Transport properties of a few nanometer-thick TiSe2 films grown by molecular-beam epitaxy

Layered materials are known to exhibit a variety of charge-density wave (CDW) phases due to their quasi-two dimensional nature. Of particular interest is the CDW phase in a prototypical layered transition-metal dichalcogenide (TMDC) TiSe2, where the CDW is known to form with commensurate 2a × 2a × 2c structural distortion at T = 200 K (where a and c are the lattice parameters).
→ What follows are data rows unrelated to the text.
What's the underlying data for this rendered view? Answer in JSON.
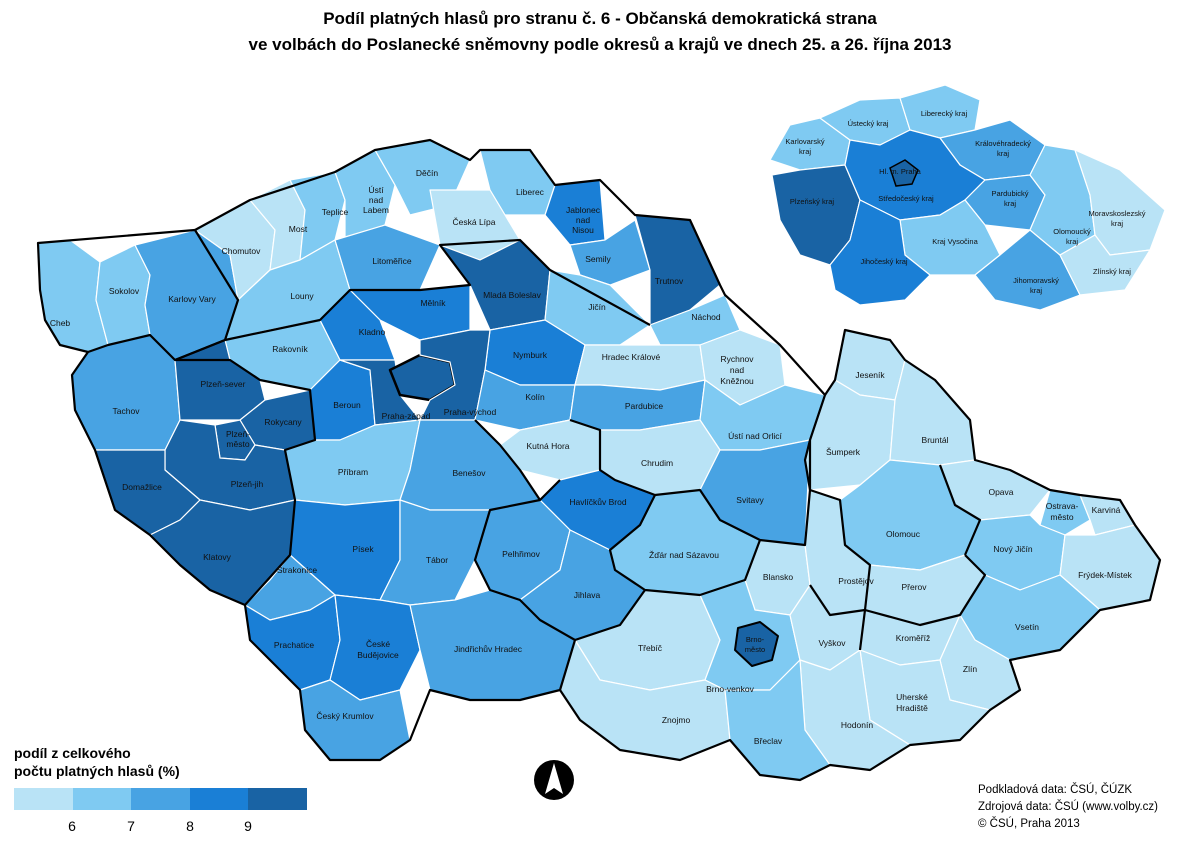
{
  "title_line1": "Podíl platných hlasů pro stranu č. 6 - Občanská demokratická strana",
  "title_line2": "ve volbách do Poslanecké sněmovny podle okresů a krajů ve dnech 25. a 26. října 2013",
  "legend": {
    "title_line1": "podíl z celkového",
    "title_line2": "počtu platných hlasů (%)",
    "classes": [
      "#b9e3f6",
      "#7fcaf2",
      "#48a3e3",
      "#1a7fd6",
      "#1963a4"
    ],
    "breaks": [
      "6",
      "7",
      "8",
      "9"
    ]
  },
  "credits": {
    "line1": "Podkladová data: ČSÚ, ČÚZK",
    "line2": "Zdrojová data: ČSÚ (www.volby.cz)",
    "line3": "© ČSÚ, Praha 2013"
  },
  "districts": {
    "cheb": "Cheb",
    "sokolov": "Sokolov",
    "karlovy_vary": "Karlovy Vary",
    "chomutov": "Chomutov",
    "most": "Most",
    "teplice": "Teplice",
    "usti_l1": "Ústí",
    "usti_l2": "nad",
    "usti_l3": "Labem",
    "decin": "Děčín",
    "liberec": "Liberec",
    "ceska_lipa": "Česká Lípa",
    "jablonec_l1": "Jablonec",
    "jablonec_l2": "nad",
    "jablonec_l3": "Nisou",
    "semily": "Semily",
    "trutnov": "Trutnov",
    "louny": "Louny",
    "litomerice": "Litoměřice",
    "melnik": "Mělník",
    "mlada_boleslav": "Mladá Boleslav",
    "jicin": "Jičín",
    "nachod": "Náchod",
    "rakovnik": "Rakovník",
    "kladno": "Kladno",
    "nymburk": "Nymburk",
    "hradec_kralove": "Hradec Králové",
    "rychnov_l1": "Rychnov",
    "rychnov_l2": "nad",
    "rychnov_l3": "Kněžnou",
    "tachov": "Tachov",
    "plzen_sever": "Plzeň-sever",
    "rokycany": "Rokycany",
    "plzen_mesto_l1": "Plzeň-",
    "plzen_mesto_l2": "město",
    "plzen_jih": "Plzeň-jih",
    "beroun": "Beroun",
    "praha_zapad": "Praha-západ",
    "praha_vychod": "Praha-východ",
    "kolin": "Kolín",
    "pardubice": "Pardubice",
    "usti_orlici": "Ústí nad Orlicí",
    "kutna_hora": "Kutná Hora",
    "chrudim": "Chrudim",
    "pribram": "Příbram",
    "benesov": "Benešov",
    "domazlice": "Domažlice",
    "klatovy": "Klatovy",
    "havlickuv_brod": "Havlíčkův Brod",
    "svitavy": "Svitavy",
    "jesenik": "Jeseník",
    "sumperk": "Šumperk",
    "bruntal": "Bruntál",
    "opava": "Opava",
    "ostrava_l1": "Ostrava-",
    "ostrava_l2": "město",
    "karvina": "Karviná",
    "olomouc": "Olomouc",
    "novy_jicin": "Nový Jičín",
    "frydek": "Frýdek-Místek",
    "pisek": "Písek",
    "tabor": "Tábor",
    "pelhrimov": "Pelhřimov",
    "zdar": "Žďár nad Sázavou",
    "strakonice": "Strakonice",
    "jihlava": "Jihlava",
    "blansko": "Blansko",
    "prostejov": "Prostějov",
    "prerov": "Přerov",
    "vsetin": "Vsetín",
    "prachatice": "Prachatice",
    "cb_l1": "České",
    "cb_l2": "Budějovice",
    "trebic": "Třebíč",
    "brno_mesto_l1": "Brno-",
    "brno_mesto_l2": "město",
    "brno_venkov": "Brno-venkov",
    "vyskov": "Vyškov",
    "kromeriz": "Kroměříž",
    "zlin": "Zlín",
    "jindrichuv": "Jindřichův Hradec",
    "znojmo": "Znojmo",
    "uh_l1": "Uherské",
    "uh_l2": "Hradiště",
    "hodonin": "Hodonín",
    "breclav": "Břeclav",
    "cesky_krumlov": "Český Krumlov"
  },
  "regions": {
    "karlovarsky_l1": "Karlovarský",
    "karlovarsky_l2": "kraj",
    "ustecky": "Ústecký kraj",
    "liberecky": "Liberecký kraj",
    "kralovehradecky_l1": "Královéhradecký",
    "kralovehradecky_l2": "kraj",
    "praha_l1": "Hl. m. Praha",
    "plzensky": "Plzeňský kraj",
    "stredocesky": "Středočeský kraj",
    "pardubicky_l1": "Pardubický",
    "pardubicky_l2": "kraj",
    "moravskoslezsky_l1": "Moravskoslezský",
    "moravskoslezsky_l2": "kraj",
    "vysocina": "Kraj Vysočina",
    "olomoucky_l1": "Olomoucký",
    "olomoucky_l2": "kraj",
    "jihocesky": "Jihočeský kraj",
    "jihomoravsky_l1": "Jihomoravský",
    "jihomoravsky_l2": "kraj",
    "zlinsky": "Zlínský kraj"
  }
}
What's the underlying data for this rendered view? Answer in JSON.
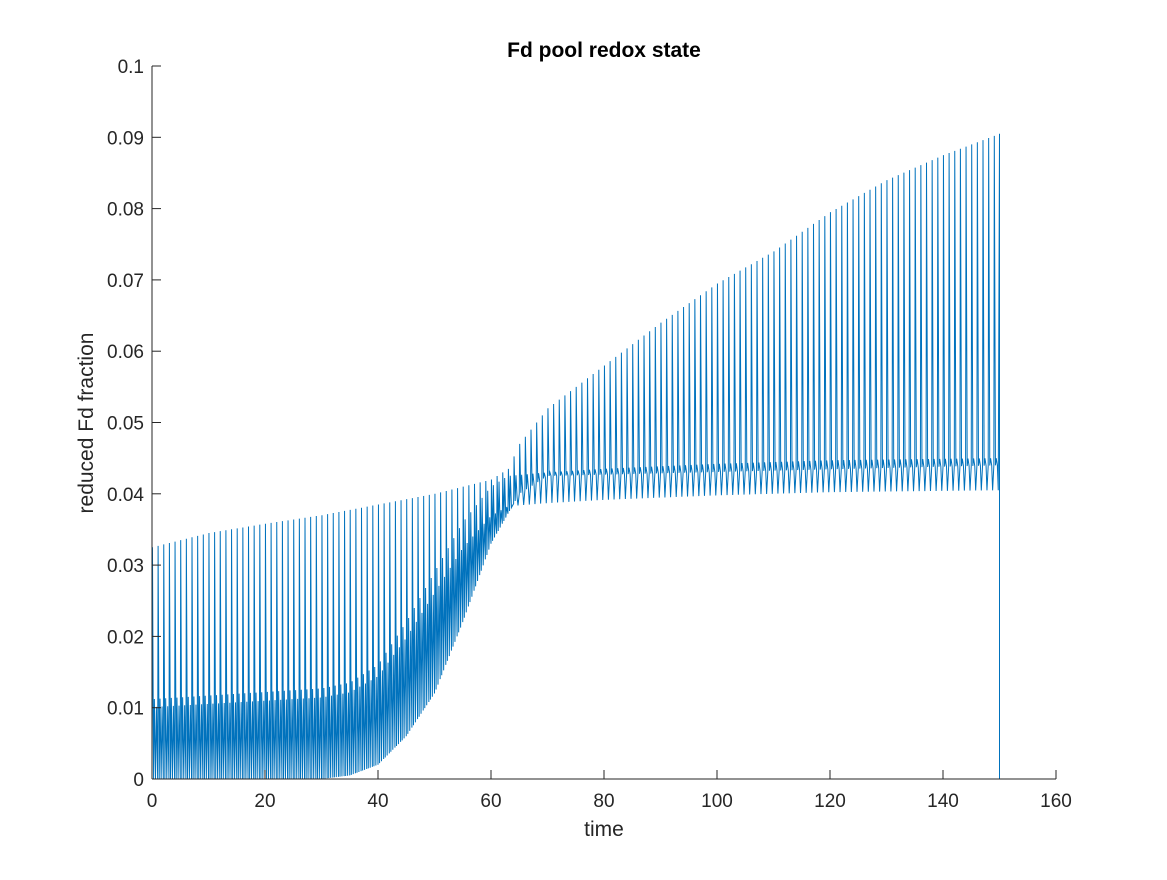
{
  "chart_data": {
    "type": "line",
    "title": "Fd pool redox state",
    "xlabel": "time",
    "ylabel": "reduced Fd fraction",
    "xlim": [
      0,
      160
    ],
    "ylim": [
      0,
      0.1
    ],
    "xticks": [
      "0",
      "20",
      "40",
      "60",
      "80",
      "100",
      "120",
      "140",
      "160"
    ],
    "yticks": [
      "0",
      "0.01",
      "0.02",
      "0.03",
      "0.04",
      "0.05",
      "0.06",
      "0.07",
      "0.08",
      "0.09",
      "0.1"
    ],
    "grid": false,
    "legend": "none",
    "line_color": "#0072BD",
    "series": [
      {
        "pulse_period": 1.0,
        "x_range": [
          0,
          150
        ],
        "upper_envelope": {
          "x": [
            0,
            10,
            20,
            30,
            40,
            50,
            55,
            60,
            63,
            65,
            70,
            80,
            90,
            100,
            110,
            120,
            130,
            140,
            150
          ],
          "y": [
            0.0325,
            0.0345,
            0.0358,
            0.037,
            0.0385,
            0.04,
            0.041,
            0.042,
            0.0435,
            0.047,
            0.052,
            0.058,
            0.064,
            0.0695,
            0.074,
            0.0795,
            0.084,
            0.0875,
            0.0905
          ]
        },
        "secondary_envelope": {
          "x": [
            0,
            10,
            20,
            30,
            35,
            40,
            45,
            50,
            55,
            60,
            63,
            70,
            80,
            100,
            120,
            150
          ],
          "y": [
            0.0112,
            0.0117,
            0.0122,
            0.0127,
            0.0135,
            0.016,
            0.022,
            0.029,
            0.036,
            0.041,
            0.0425,
            0.043,
            0.0435,
            0.0442,
            0.0447,
            0.045
          ]
        },
        "baseline_envelope": {
          "x": [
            0,
            30,
            35,
            40,
            45,
            50,
            55,
            60,
            65,
            70,
            150
          ],
          "y": [
            0,
            0,
            0.0005,
            0.002,
            0.006,
            0.012,
            0.022,
            0.033,
            0.04,
            0.0425,
            0.044
          ]
        }
      }
    ]
  }
}
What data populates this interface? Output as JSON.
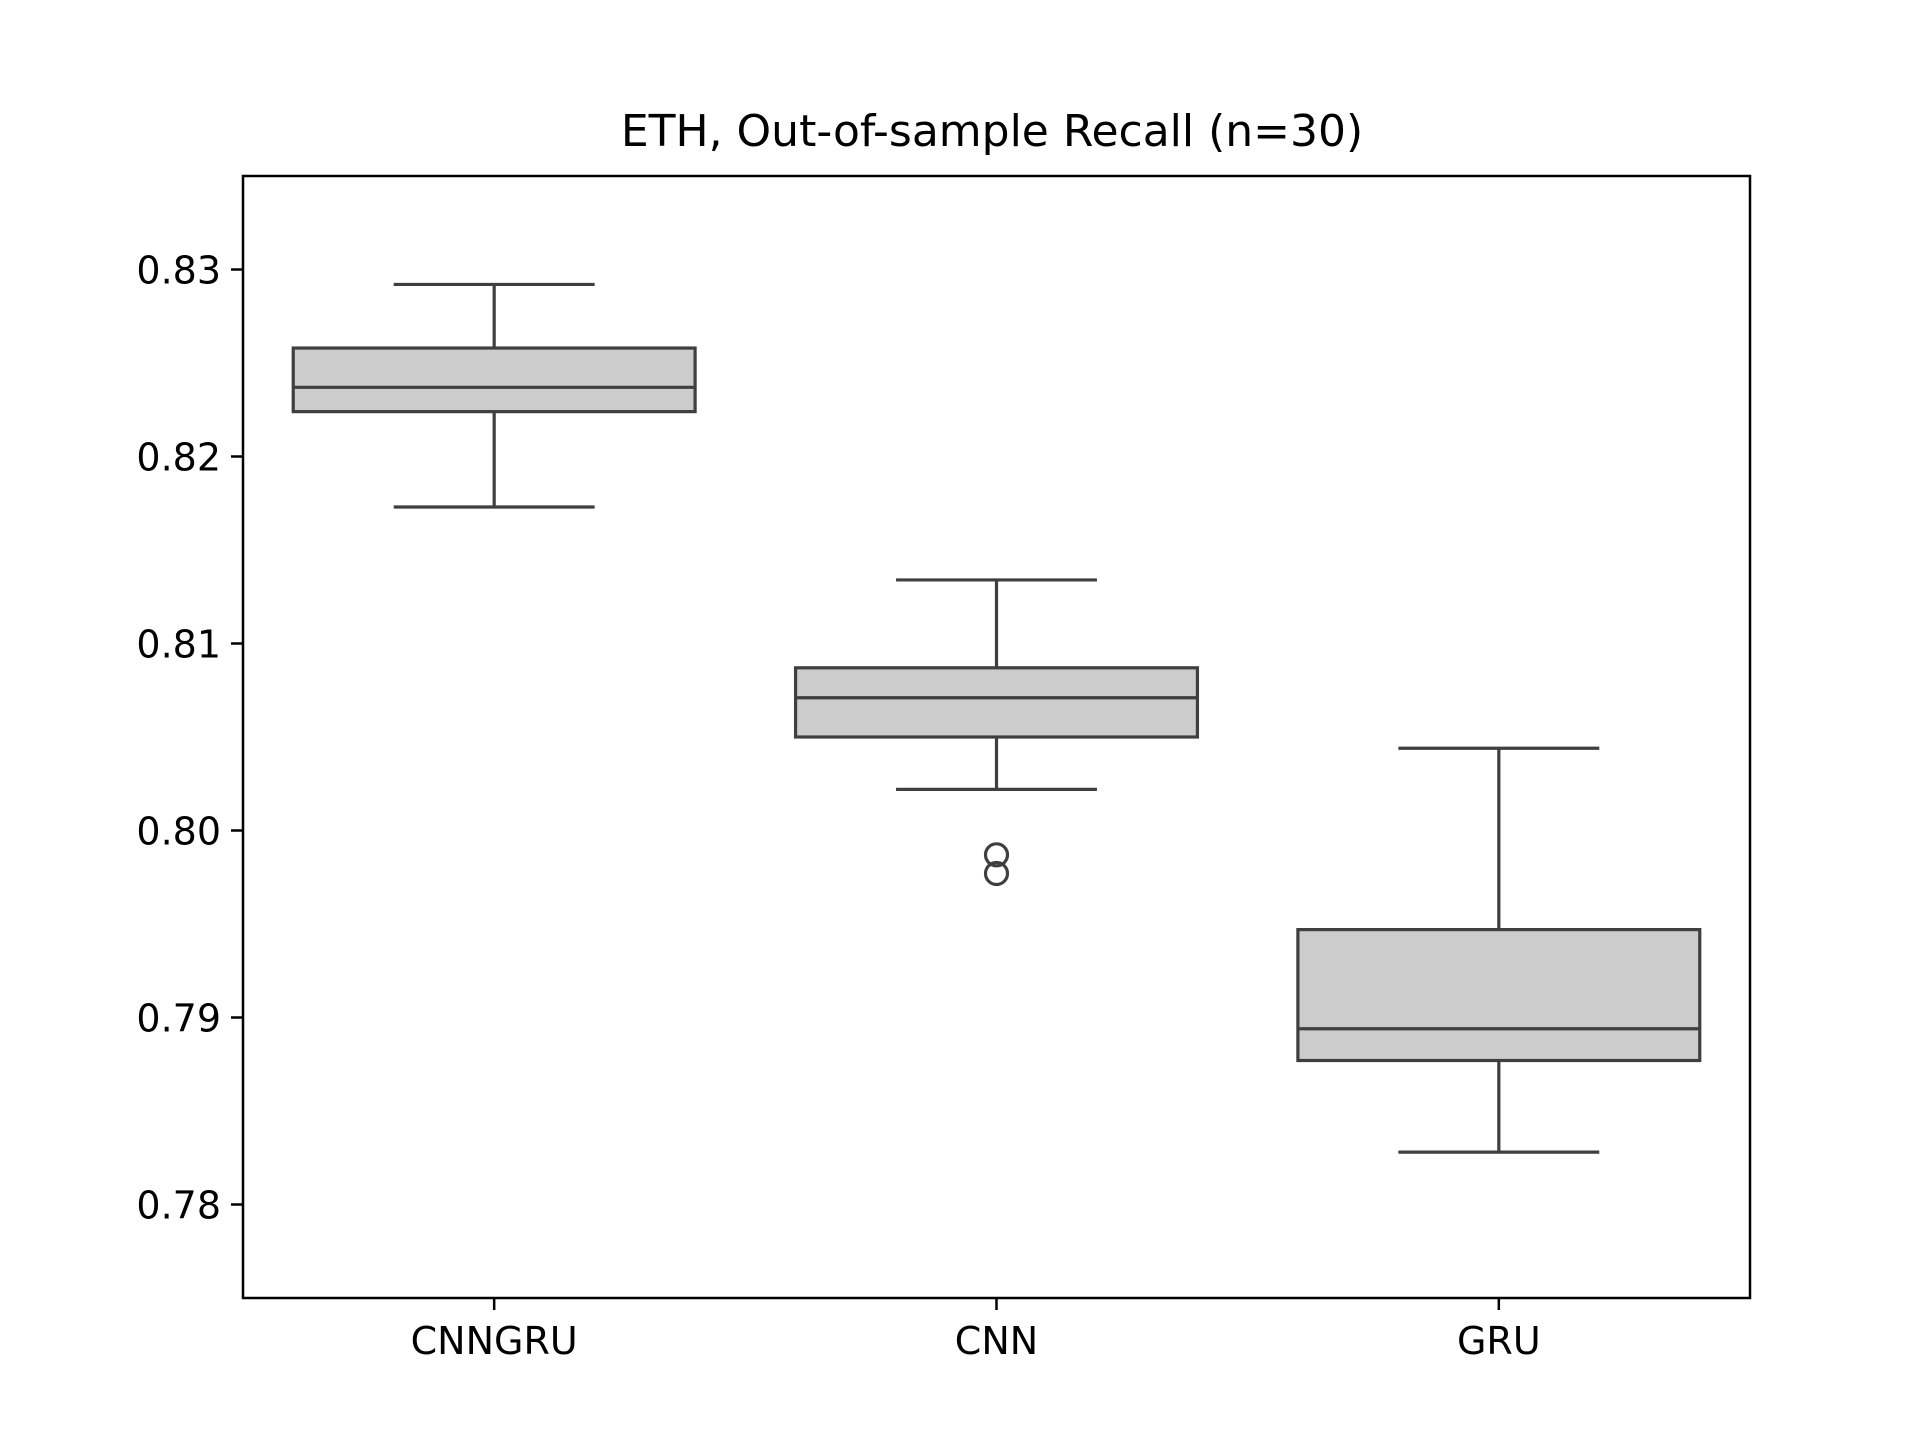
{
  "chart_data": {
    "type": "boxplot",
    "title": "ETH, Out-of-sample Recall (n=30)",
    "xlabel": "",
    "ylabel": "",
    "ylim": [
      0.775,
      0.835
    ],
    "yticks": [
      0.78,
      0.79,
      0.8,
      0.81,
      0.82,
      0.83
    ],
    "ytick_labels": [
      "0.78",
      "0.79",
      "0.80",
      "0.81",
      "0.82",
      "0.83"
    ],
    "categories": [
      "CNNGRU",
      "CNN",
      "GRU"
    ],
    "boxes": [
      {
        "category": "CNNGRU",
        "whisker_low": 0.8173,
        "q1": 0.8224,
        "median": 0.8237,
        "q3": 0.8258,
        "whisker_high": 0.8292,
        "outliers": []
      },
      {
        "category": "CNN",
        "whisker_low": 0.8022,
        "q1": 0.805,
        "median": 0.8071,
        "q3": 0.8087,
        "whisker_high": 0.8134,
        "outliers": [
          0.7987,
          0.7977
        ]
      },
      {
        "category": "GRU",
        "whisker_low": 0.7828,
        "q1": 0.7877,
        "median": 0.7894,
        "q3": 0.7947,
        "whisker_high": 0.8044,
        "outliers": []
      }
    ],
    "grid": false,
    "legend": "none",
    "colors": {
      "box_fill": "#cccccc",
      "box_edge": "#3f3f3f",
      "axes": "#000000"
    }
  }
}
Recent experimental studies have revealed intriguing aspects of this material as represented by the emergence of superconductivity upon electron doping and possible existence of the excitonic insulator phase, making TiSe2 attractive as a model material for investigation of collective phenomena in TMDC. However, the evolution of the CDW phase at nanometer-scale thickness, at least below 10 monolayers (6 nm), has not been well investigated yet, in particular from transport viewpoints, presumably due to difficulty in fabrication of such ultrathin samples by conventional approaches. Here, we report the transport properties of a few nanometer-thick highly crystalline TiSe2 epitaxial thin films grown on insulating Al2O3 substrates by molecular-beam epitaxy, demonstrating robust CDW transitions down to 5 monolayers (3 nm). We also clarify an interesting aspect of van der Waals epitaxy, a “self-rotational” growth without strain, which should be realized only in a system having a weak substrate-film interaction.